ARTIST STATEMENT
I work looking down into an imagined garden of the mind, the architecture of the
psyche. The paintings are entirely improvisational, after the first mark is put down
it calls for the next move. A relationship begins! I am interested in opposites, in
unlikely alliances. I am not trying to depict anything I already know about; the
painting process replicates my internal life of questioning. I think of painting as a
way to say contradictory things and to span chasms of information, akin to how
we might think about poetry or jazz, two of my great loves. The final surface one
sees must hold its distinction so that previous incarnations from under the top
skin can be revealed through both the destructive and additive processes,
bypassing logic. It's my way of saying I am here- I exist for now.
BIO
Kathy Goodell was born in San Francisco and attended the San Francisco Art Institute, where she received both her BFA and MFA, before relocating to New York in 1984. While in California she studied with Jay Defeo, and Jim Nutt. Goodell has been the recipient of grants and awards from the Foundation for Contemporary Arts; the John Simon Guggenheim Fellowship; the National Endowment for the Arts, the New York Foundation for the Arts, the Pollock-Krasner Foundation, and a Fulbright Fellowship to Romania. She has had residencies at the BAU Institute in France and The David White residency in Costa Rica. She is both a painter and sculptor, however her focus is now solely on painting.
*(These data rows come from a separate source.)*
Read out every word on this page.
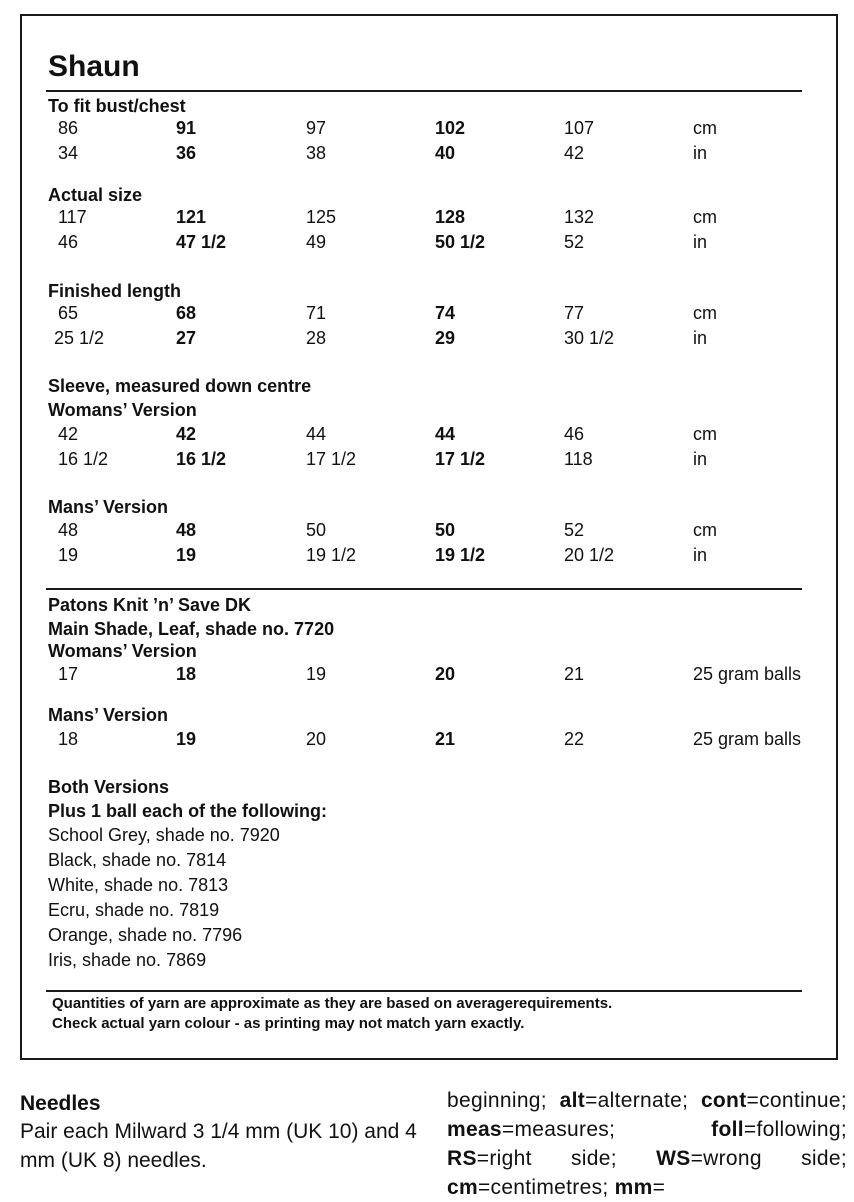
Shaun
To fit bust/chest
86	91	97	102	107	cm
34	36	38	40	42	in
Actual size
117	121	125	128	132	cm
46	47 1/2	49	50 1/2	52	in
Finished length
65	68	71	74	77	cm
25 1/2	27	28	29	30 1/2	in
Sleeve, measured down centre
Womans’ Version
42	42	44	44	46	cm
16 1/2	16 1/2	17 1/2	17 1/2	118	in
Mans’ Version
48	48	50	50	52	cm
19	19	19 1/2	19 1/2	20 1/2	in
Patons Knit ’n’ Save DK
Main Shade, Leaf, shade no. 7720
Womans’ Version
17	18	19	20	21	25 gram balls
Mans’ Version
18	19	20	21	22	25 gram balls
Both Versions
Plus 1 ball each of the following:
School Grey, shade no. 7920
Black, shade no. 7814
White, shade no. 7813
Ecru, shade no. 7819
Orange, shade no. 7796
Iris, shade no. 7869
Quantities of yarn are approximate as they are based on averagerequirements.
Check actual yarn colour - as printing may not match yarn exactly.
Needles
Pair each Milward 3 1/4 mm (UK 10) and 4 mm (UK 8) needles.
beginning; alt=alternate; cont=continue; meas=measures;	foll=following; RS=right side; WS=wrong side; cm=centimetres; mm=
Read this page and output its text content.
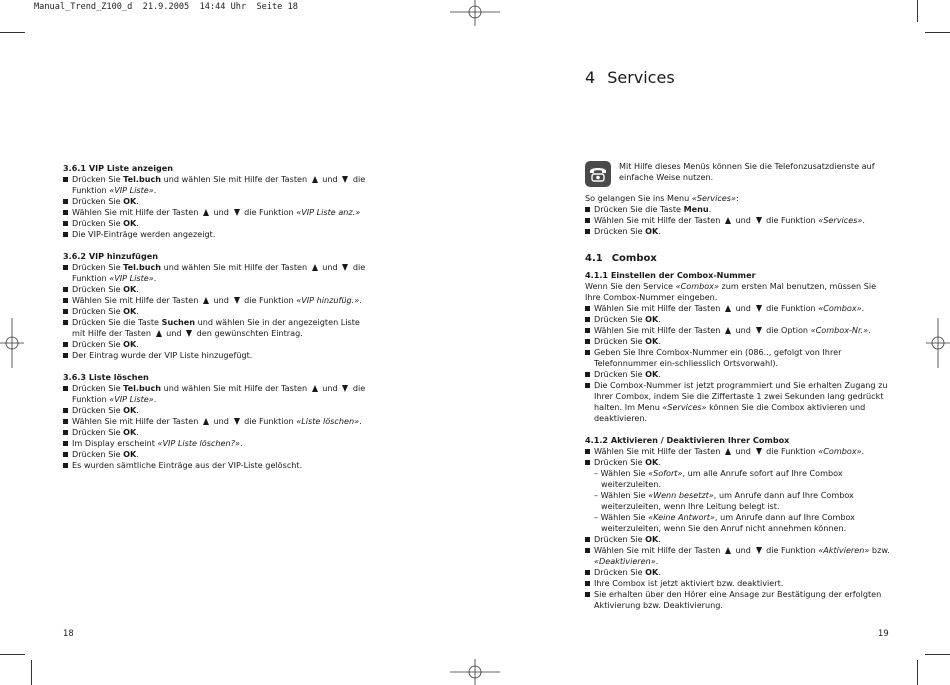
Manual_Trend_Z100_d  21.9.2005  14:44 Uhr  Seite 18
3.6.1 VIP Liste anzeigen
Drücken Sie Tel.buch und wählen Sie mit Hilfe der Tasten  und  die Funktion «VIP Liste».
Drücken Sie OK.
Wählen Sie mit Hilfe der Tasten  und  die Funktion «VIP Liste anz.»
Drücken Sie OK.
Die VIP-Einträge werden angezeigt.
3.6.2 VIP hinzufügen
Drücken Sie Tel.buch und wählen Sie mit Hilfe der Tasten  und  die Funktion «VIP Liste».
Drücken Sie OK.
Wählen Sie mit Hilfe der Tasten  und  die Funktion «VIP hinzufüg.».
Drücken Sie OK.
Drücken Sie die Taste Suchen und wählen Sie in der angezeigten Liste mit Hilfe der Tasten  und  den gewünschten Eintrag.
Drücken Sie OK.
Der Eintrag wurde der VIP Liste hinzugefügt.
3.6.3 Liste löschen
Drücken Sie Tel.buch und wählen Sie mit Hilfe der Tasten  und  die Funktion «VIP Liste».
Drücken Sie OK.
Wählen Sie mit Hilfe der Tasten  und  die Funktion «Liste löschen».
Drücken Sie OK.
Im Display erscheint «VIP Liste löschen?».
Drücken Sie OK.
Es wurden sämtliche Einträge aus der VIP-Liste gelöscht.
18
4 Services
Mit Hilfe dieses Menüs können Sie die Telefonzusatzdienste auf einfache Weise nutzen.
So gelangen Sie ins Menu «Services»:
Drücken Sie die Taste Menu.
Wählen Sie mit Hilfe der Tasten  und  die Funktion «Services».
Drücken Sie OK.
4.1 Combox
4.1.1 Einstellen der Combox-Nummer
Wenn Sie den Service «Combox» zum ersten Mal benutzen, müssen Sie Ihre Combox-Nummer eingeben.
Wählen Sie mit Hilfe der Tasten  und  die Funktion «Combox».
Drücken Sie OK.
Wählen Sie mit Hilfe der Tasten  und  die Option «Combox-Nr.».
Drücken Sie OK.
Geben Sie Ihre Combox-Nummer ein (086.., gefolgt von Ihrer Telefonnummer ein-schliesslich Ortsvorwahl).
Drücken Sie OK.
Die Combox-Nummer ist jetzt programmiert und Sie erhalten Zugang zu Ihrer Combox, indem Sie die Ziffertaste 1 zwei Sekunden lang gedrückt halten. Im Menu «Services» können Sie die Combox aktivieren und deaktivieren.
4.1.2 Aktivieren / Deaktivieren Ihrer Combox
Wählen Sie mit Hilfe der Tasten  und  die Funktion «Combox».
Drücken Sie OK.
– Wählen Sie «Sofort», um alle Anrufe sofort auf Ihre Combox weiterzuleiten.
– Wählen Sie «Wenn besetzt», um Anrufe dann auf Ihre Combox weiterzuleiten, wenn Ihre Leitung belegt ist.
– Wählen Sie «Keine Antwort», um Anrufe dann auf Ihre Combox weiterzuleiten, wenn Sie den Anruf nicht annehmen können.
Drücken Sie OK.
Wählen Sie mit Hilfe der Tasten  und  die Funktion «Aktivieren» bzw. «Deaktivieren».
Drücken Sie OK.
Ihre Combox ist jetzt aktiviert bzw. deaktiviert.
Sie erhalten über den Hörer eine Ansage zur Bestätigung der erfolgten Aktivierung bzw. Deaktivierung.
19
She has exhibited extensively, both nationally and internationally, including solo exhibitions at the Samuel Dorsky Museum of Art, the New York Public Library, The Queens Arts Center, the Berkeley Museum, the Paule Anglim Gallery, and the Willoughby Sharp Gallery. She has been included in major group exhibitions at the Los Angeles Institute of Contemporary Art, the Boise Art Museum, the Virginia Museum of Contemporary Art, the Mendel Art Museum, UC, Berkeley Museum, and the Drawing Center, NY.
Goodell’s work has been reviewed in the Huffington Post, Hyperallergic, White Hot Magazine, Juxtapoz Magazine, the New York Times, Art Spiel, Arts Magazine, artforum.com, and Avalanche Magazine, an epochal artist journal published from 1970-1976 that included the work of Joseph Beuys, Vito Acconci, and many of the artists we now consider to be historical figures. Her work is represented in several books, including She Laughs Back, Feminist Wit in the 1970’s Bay Area Art; International Glass Art (Schiffer Press),; Art in the San Francisco Bay Area (University of California Press); Bay Area Painting and Sculpture (Squeezer Press); and recently Infra-loop at the Samuel Dorsky Museum of Art, where she had a retrospective. She was also included in the award-winning documentary film “Crumb” directed by Terry Zwigoff, 1995.
Goodell is also an educator, having taught at the University of California, Davis; San Francisco State University; the San Francisco Art Institute; Moore College of Art; and the School of Visual Arts. She is presently a Professor, and head of Painting, at the State University of New York, in New Paltz, where she lives and works.